Mesmo assim, os universitários não reclamam. Para José Alexandre Simi construir um Mini Baja é encarar desafios e superar as adversidades proporcionadas pelo trabalho em grupo. “Apesar disso, é emocionante e todos gostam de automobilismo. Naquelas horas, nem pensávamos muito em comida”, frisa ele. “Ficaremos satisfeitos se conseguirmos terminar a prova de enduro, o que até agora nenhum carro unespiano fez”, completa Simi.

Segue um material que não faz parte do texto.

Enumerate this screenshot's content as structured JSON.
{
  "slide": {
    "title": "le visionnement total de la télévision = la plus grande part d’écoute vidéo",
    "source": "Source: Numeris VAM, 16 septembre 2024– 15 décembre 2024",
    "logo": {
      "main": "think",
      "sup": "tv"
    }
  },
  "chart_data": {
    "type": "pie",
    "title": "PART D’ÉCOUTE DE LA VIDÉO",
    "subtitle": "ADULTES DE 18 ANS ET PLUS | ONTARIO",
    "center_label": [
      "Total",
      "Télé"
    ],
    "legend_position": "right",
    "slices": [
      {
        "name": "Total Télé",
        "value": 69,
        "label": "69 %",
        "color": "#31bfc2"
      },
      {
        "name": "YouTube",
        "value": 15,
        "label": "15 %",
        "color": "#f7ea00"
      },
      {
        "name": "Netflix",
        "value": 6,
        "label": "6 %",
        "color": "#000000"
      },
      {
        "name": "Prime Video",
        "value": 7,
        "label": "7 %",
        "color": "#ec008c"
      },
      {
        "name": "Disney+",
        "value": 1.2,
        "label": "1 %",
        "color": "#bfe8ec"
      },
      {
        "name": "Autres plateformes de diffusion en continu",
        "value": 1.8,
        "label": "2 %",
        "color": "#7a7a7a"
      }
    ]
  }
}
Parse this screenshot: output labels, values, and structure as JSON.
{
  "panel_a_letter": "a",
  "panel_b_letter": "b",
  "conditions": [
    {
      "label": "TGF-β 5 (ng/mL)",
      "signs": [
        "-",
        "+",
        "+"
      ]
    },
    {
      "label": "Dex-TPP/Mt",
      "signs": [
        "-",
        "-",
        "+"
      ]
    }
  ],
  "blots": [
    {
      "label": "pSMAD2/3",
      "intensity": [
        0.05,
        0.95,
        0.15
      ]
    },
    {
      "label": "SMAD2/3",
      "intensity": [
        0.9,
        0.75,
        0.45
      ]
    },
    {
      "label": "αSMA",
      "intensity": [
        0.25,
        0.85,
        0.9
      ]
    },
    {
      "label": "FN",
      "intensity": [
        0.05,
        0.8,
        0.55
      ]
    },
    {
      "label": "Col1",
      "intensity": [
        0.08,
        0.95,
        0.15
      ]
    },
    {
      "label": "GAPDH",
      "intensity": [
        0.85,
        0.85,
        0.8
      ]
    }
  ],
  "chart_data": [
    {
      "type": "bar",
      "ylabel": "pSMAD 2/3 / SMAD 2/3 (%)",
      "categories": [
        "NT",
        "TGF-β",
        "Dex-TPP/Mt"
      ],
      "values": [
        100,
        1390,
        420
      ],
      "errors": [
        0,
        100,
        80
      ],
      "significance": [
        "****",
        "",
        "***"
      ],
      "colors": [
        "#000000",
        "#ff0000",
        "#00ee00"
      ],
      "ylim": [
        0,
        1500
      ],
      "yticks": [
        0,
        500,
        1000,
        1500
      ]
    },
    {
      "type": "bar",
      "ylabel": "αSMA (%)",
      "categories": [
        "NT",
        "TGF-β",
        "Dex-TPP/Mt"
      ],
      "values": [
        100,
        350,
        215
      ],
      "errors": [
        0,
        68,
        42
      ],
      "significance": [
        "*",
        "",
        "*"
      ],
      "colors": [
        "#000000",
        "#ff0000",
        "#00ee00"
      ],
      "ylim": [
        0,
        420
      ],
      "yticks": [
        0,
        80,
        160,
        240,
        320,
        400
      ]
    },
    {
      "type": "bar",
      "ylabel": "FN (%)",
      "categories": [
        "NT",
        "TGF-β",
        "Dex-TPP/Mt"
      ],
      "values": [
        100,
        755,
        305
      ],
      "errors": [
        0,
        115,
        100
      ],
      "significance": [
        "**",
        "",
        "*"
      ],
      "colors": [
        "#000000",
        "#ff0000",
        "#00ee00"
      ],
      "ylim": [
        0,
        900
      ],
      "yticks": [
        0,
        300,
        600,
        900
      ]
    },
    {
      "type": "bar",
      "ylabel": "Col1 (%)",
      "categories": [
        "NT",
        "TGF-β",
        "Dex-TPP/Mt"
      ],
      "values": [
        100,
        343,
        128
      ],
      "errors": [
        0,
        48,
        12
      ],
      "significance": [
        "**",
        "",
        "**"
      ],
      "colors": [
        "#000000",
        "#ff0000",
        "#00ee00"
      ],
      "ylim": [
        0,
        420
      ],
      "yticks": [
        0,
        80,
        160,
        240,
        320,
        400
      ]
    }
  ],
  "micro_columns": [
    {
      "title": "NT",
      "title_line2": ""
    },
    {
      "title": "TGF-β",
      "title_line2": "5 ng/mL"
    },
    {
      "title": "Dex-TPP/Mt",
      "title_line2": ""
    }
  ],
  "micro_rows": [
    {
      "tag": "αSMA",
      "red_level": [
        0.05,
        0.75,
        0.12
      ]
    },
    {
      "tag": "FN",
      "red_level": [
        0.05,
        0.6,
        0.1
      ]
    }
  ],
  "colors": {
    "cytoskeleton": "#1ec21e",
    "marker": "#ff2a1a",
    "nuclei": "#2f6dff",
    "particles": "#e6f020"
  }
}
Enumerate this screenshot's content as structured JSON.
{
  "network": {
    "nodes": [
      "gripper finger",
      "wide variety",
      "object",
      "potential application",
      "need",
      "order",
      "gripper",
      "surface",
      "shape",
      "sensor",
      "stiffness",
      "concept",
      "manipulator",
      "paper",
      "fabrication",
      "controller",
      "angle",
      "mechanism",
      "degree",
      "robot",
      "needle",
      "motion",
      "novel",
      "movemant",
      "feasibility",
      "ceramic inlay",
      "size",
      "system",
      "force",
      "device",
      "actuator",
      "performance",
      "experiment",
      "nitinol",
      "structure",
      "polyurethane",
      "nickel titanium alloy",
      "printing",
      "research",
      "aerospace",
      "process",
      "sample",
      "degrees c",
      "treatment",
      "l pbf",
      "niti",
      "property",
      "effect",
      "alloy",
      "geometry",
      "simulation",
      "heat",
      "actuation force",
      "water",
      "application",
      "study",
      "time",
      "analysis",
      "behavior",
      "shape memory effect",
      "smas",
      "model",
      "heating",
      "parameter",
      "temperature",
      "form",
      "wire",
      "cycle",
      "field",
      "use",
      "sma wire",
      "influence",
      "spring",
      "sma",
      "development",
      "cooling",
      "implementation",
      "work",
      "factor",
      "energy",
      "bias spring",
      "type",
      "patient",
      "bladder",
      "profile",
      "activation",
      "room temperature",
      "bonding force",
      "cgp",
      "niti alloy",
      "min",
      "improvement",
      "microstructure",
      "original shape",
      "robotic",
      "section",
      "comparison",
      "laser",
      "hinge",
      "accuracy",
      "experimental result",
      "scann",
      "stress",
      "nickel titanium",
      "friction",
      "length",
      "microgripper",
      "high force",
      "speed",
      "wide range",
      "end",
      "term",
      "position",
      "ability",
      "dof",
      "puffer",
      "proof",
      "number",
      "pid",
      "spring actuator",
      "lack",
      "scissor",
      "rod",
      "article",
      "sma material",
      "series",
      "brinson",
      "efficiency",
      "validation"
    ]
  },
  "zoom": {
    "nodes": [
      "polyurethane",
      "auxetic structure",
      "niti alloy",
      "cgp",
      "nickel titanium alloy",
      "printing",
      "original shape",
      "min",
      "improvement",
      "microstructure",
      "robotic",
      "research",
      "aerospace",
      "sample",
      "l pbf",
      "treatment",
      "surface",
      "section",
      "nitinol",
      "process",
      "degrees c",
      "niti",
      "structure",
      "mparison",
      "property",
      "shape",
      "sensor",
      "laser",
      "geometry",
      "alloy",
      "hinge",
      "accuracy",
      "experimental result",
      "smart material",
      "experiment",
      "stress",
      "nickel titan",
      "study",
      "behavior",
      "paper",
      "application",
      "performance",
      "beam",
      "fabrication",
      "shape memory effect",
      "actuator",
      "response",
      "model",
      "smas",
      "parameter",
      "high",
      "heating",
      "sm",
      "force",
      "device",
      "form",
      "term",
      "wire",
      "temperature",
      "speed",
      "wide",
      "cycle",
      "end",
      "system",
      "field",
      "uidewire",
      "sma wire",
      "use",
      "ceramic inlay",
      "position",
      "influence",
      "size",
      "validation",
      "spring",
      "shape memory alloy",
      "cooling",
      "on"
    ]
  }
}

A exemplo de José, João Pedrassoli Neto também participa pela segunda vez dos projetos. Segundo ele, integrar a equipe de desenvolvimento dos “carrinhos” é a oportunidade de conseguir aplicar na prática os conhecimentos aprendidos na teoria da sala de aula. “Virar as noites é prazeroso, pois estamos fazendo o que gostamos”, destaca ele. Para o enduro, a expectativa também é positiva. “Tentaremos ficar, pelo menos, entre os 20 primeiros.”

Recursos e ajudas

Neste ano, pela primeira vez, o projeto dos Mini Bajas teve o apoio de três patrocinadores - Banespa, NSK e White Martins. O professor Luiz Daré destaca que no processo de captação dos recursos o vice-reitor da Unesp, Paulo César Razuk, teve participação decisiva. “Ele interviu junto ao banco e conseguiu um patrocínio que viabilizou quase que por completo a construção dos dois veículos”, frisa Daré. Além da instituição bancária, também colaboraram as empresas NSK, que doou os mancais de rolamentos, e a White Martins, responsável pelo gás para solda.

Outras ajudas decisivas, segundo Daré, foram do chefe de departamento, o professor Marcos Roberto Bórmio; do diretor da Faculdade de Engenharia de Bauru (FEB), Lauro Henrique de Melo Chueri; do vice-diretor da FEB, Alcides Padilha; e dos professores Marcos Tadeu Tibúrcio Gonçalves e Célio Losnak. “Sem a ajuda deles e os recursos financeiros seria impossível a construção dos carrinhos.”

A faculdade forneceu o transporte dos dois veículos a São Paulo e os alunos custearam seus próprios deslocamentos e hospedagens. “Mas isso não foi por culpa deles ou da reitoria, pois além de ter de gerenciar o dinheiro e o projeto, perdi o prazo para solicitar à Unesp recursos para essas despesas”, ressalta Daré.